1 minute read

One thing that was a bit weird for me in OCaml early on was how to introduce multiple let bindings (e.g. in the body of a function definition). Think something like this in Clojure:

(let [a 1
      b 2
      c 3])

I’ve noticed many people were using the following syntax:

let a = 1 in
let b = 2 in
let c = 3 in
a + b + c

This works, but seemed a bit too verbose to, especially given that in this case the bindings don’t depend on one another (e.g. we don’t compute c from a and b). Turned there’s a slight variation of the let syntax for cases like this one:

let a = 1
and b = 2
and c = 3 in
a + b + c

(* or more compactly *)
let a = 1 and b = 2 and c = 3 in a + b + c

Still a bit too verbose for my taste, but I definitely like it a more over multiple let ... in expressions, as it reads (subjectively) better. As a bonus - this style of introducing bindings clearly shows that all the bindings we introduced are independent of each other, which reduces some of the mental overhead for readers of the code.1

Note, however, that you can’t do something like this:

let a = 1
and b = 2
and c = a + b in
c

This will result in a compilation error, as you can’t have any of the bindings refer to other bindings within the same let expression.
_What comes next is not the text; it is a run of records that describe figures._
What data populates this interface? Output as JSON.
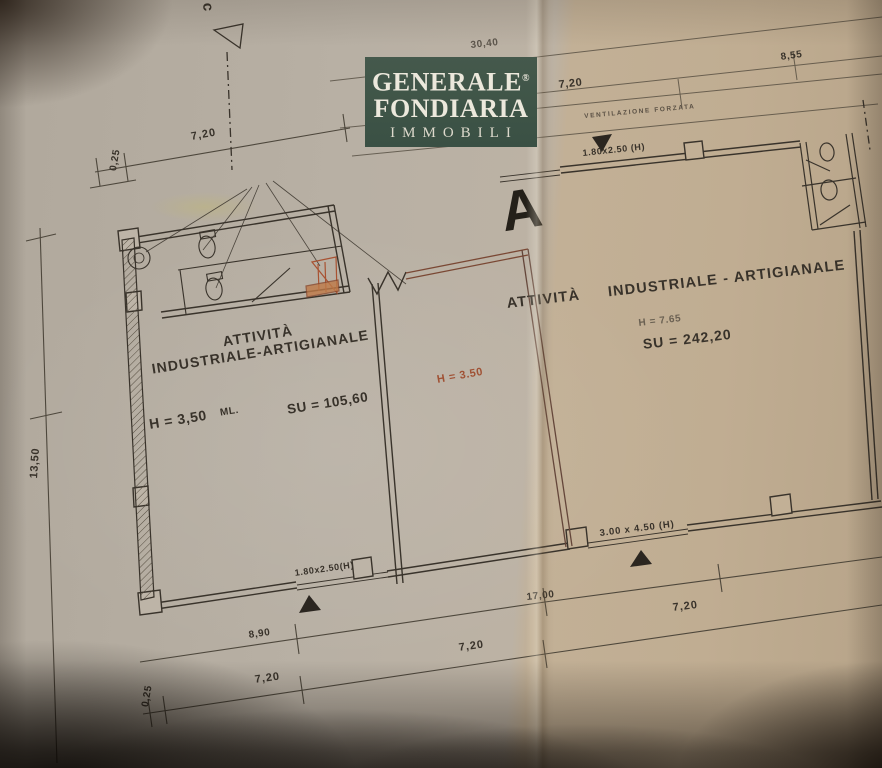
{
  "palette": {
    "paper_left": "#b8b0a4",
    "paper_right": "#c0ad92",
    "ink": "#39332b",
    "sepia_ink": "#7a4834",
    "stair_orange": "#bf7a48",
    "logo_green": "#3f574a"
  },
  "logo": {
    "brand_line1": "GENERALE",
    "registered": "®",
    "brand_line2": "FONDIARIA",
    "brand_line3": "IMMOBILI"
  },
  "markers": {
    "section_c": "c",
    "section_a": "A"
  },
  "annotations": {
    "ventilation": "VENTILAZIONE FORZATA",
    "door_top": "1.80x2.50 (H)",
    "door_bottom_left": "1.80x2.50(H)",
    "door_bottom_right": "3.00 x 4.50 (H)"
  },
  "rooms": {
    "left": {
      "title_line1": "ATTIVITÀ",
      "title_line2": "INDUSTRIALE-ARTIGIANALE",
      "height": "H = 3,50",
      "height_unit": "ML.",
      "surface": "SU = 105,60"
    },
    "middle": {
      "height": "H = 3.50"
    },
    "right": {
      "title_line1": "ATTIVITÀ",
      "title_line2": "INDUSTRIALE - ARTIGIANALE",
      "height": "H = 7.65",
      "surface": "SU = 242,20"
    }
  },
  "dimensions": {
    "top_total": "30,40",
    "top_right": "8,55",
    "top_mid": "7,20",
    "upper_left": "7,20",
    "upper_left_offset": "0,25",
    "left_height": "13,50",
    "bottom_total": "17,00",
    "bottom_left": "8,90",
    "bottom_mid": "7,20",
    "bottom_right": "7,20",
    "lower_left": "7,20",
    "lower_left_offset": "0,25"
  }
}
Here you’ll need a let ... in to make the c binding work:

let a = 1 and b = 2 in
let c = a + b in
c

There’s one other option for compact let bindings - pattern matching! Most commonly you’d match against a tuple or some record:

let (a, b, c) = (1, 2, 3) in
a + b + c

(* the parens above are optional and can be omitted *)
let a, b, c = 1, 2, 3 in
a + b + c

let {a; b; c; _} = t in
a + b + c

That’s all I have for you today. Keep hacking!